Judas and the Black Messiah

Judas and the Black Messiah ★★★★

Anywhere there's people, there's power.

#10 of Sundance 2021

If the issues and struggles in Shaka King's fiery re-animation of the final weeks of Black Panther chairman Fred Hampton's life seem relevant to the state of the world today, when even a pandemic can't stop the killings of Black men and women, it is only because, for all the unbelievably hard-fought progress and for all the tangible victories made, there is one persistent thread in American history and that is the state's brutalization of Black people. Fred Hampton, much like the eloquent James Baldwin, and unlike the dual figures that stand at the center of the popular imagination's vision of the Civil Rights movement, is a lesser studied and lesser known figure. He is, again like Baldwin, a no less important leader than either of those men. Writer-director King, along with co-writer Will Berson, animate the final days of the life of Fred Hampton, chairman of the Black Panther Party. He is a brilliant orator with the cadence and rhythm of a revolutionary. Hampton, played here with intense conviction by Daniel Kaluuya, advocates for self-defense, socialized medicine, tuition-free college, union with the struggles of a rainbow coalition of oppressed working class folk, and adequate school lunches for young Black children. He is brutally assassinated in a police raid, after being drugged by an FBI informant, orchestrated by FBI director J. Edgar Hoover. The informant, Bill O'Neal (a beautifully conflicted and steely performance from LaKeith Stanfield), years later, regrets his actions. On the day a televised interview with O'Neal goes live January 15, 1990, O'Neal commits suicide by driving into oncoming traffic.

Full review coming to Talk Film Society soon.

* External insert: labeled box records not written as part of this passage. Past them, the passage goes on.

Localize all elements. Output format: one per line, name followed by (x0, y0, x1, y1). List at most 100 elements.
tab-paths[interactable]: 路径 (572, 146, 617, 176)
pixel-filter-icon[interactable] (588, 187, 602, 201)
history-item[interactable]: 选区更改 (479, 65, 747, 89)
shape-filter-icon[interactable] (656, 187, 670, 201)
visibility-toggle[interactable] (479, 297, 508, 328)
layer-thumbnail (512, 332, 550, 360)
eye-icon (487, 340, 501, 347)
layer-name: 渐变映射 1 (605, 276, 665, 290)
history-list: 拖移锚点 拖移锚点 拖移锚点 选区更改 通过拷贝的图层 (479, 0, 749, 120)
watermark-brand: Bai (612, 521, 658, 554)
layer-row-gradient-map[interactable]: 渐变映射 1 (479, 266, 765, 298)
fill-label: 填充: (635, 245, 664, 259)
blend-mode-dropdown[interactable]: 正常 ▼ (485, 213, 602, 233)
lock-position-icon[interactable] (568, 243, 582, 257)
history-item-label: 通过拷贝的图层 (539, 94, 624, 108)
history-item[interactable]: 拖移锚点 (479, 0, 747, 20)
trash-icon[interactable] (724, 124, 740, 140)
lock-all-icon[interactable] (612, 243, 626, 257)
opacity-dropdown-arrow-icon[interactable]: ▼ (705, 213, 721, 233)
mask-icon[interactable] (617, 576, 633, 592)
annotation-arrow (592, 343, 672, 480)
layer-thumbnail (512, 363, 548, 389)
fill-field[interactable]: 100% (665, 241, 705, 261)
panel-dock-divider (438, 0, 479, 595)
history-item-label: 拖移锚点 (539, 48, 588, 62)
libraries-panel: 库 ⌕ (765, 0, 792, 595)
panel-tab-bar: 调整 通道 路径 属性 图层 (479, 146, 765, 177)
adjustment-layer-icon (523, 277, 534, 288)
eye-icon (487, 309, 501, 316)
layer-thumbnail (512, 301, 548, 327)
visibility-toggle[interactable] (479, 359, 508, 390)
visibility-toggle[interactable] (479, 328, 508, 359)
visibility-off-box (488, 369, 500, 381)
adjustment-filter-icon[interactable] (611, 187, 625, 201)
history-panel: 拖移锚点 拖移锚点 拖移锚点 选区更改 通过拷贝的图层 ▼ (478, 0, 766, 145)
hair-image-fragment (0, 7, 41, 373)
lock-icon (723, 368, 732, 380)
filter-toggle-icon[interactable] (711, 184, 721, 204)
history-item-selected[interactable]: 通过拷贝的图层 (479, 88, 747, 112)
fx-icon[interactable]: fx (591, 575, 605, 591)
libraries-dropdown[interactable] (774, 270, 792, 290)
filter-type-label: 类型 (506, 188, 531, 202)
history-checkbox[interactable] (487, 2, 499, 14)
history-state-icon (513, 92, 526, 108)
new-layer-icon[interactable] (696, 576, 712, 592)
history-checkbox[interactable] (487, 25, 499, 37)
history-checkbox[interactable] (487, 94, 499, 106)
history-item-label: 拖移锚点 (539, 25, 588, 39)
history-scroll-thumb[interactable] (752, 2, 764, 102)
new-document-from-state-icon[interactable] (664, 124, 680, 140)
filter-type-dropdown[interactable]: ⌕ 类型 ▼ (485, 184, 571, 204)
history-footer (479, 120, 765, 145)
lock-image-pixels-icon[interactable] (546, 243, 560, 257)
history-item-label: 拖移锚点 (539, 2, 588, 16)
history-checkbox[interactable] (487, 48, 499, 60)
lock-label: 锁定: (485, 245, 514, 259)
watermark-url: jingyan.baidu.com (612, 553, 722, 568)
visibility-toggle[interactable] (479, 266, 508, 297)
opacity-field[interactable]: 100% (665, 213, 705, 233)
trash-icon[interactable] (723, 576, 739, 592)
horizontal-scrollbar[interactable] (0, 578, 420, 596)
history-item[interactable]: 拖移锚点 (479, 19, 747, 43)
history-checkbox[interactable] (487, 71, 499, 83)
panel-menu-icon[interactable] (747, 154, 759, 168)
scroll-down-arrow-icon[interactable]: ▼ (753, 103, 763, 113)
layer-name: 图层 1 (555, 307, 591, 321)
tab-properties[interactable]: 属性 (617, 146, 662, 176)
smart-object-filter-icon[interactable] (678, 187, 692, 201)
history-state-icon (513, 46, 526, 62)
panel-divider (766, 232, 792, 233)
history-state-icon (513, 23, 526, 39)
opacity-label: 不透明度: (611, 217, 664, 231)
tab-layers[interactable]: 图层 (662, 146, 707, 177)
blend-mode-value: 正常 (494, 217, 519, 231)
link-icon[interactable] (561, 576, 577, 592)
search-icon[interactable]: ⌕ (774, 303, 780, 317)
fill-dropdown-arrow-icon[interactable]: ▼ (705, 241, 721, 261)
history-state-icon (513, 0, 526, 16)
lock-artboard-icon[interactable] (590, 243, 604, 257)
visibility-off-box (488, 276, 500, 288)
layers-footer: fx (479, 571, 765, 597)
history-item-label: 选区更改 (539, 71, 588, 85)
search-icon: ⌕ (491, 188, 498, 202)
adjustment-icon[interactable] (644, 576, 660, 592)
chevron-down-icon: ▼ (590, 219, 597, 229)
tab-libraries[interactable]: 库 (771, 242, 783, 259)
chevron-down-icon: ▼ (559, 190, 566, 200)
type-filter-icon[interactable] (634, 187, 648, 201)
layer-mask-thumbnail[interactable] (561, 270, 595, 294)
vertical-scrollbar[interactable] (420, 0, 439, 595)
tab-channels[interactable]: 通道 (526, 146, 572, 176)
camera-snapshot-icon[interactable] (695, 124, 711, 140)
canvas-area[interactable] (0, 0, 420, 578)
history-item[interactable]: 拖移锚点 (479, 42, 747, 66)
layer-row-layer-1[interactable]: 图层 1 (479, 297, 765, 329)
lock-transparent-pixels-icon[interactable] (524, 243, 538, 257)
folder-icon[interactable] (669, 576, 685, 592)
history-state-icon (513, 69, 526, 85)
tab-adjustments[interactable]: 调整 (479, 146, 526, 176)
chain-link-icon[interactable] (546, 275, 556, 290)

But, this is a largely excellent film that animates the final days of Chairman Fred Hampton's life with an animated conviction. Both Kaluuya and Stanfield are tremendous, Kaluuya as the fiery revolutionary/Civil Rights leader Hampton, Stanfield as the FBI informant O'Neal. I wish the film were a bit more adventurous in its blocking and lighting, especially b/c there are hints of truly dynamic images here. But, it's hard to complain with such extraordinary performances at the center. Definitely one to look out for.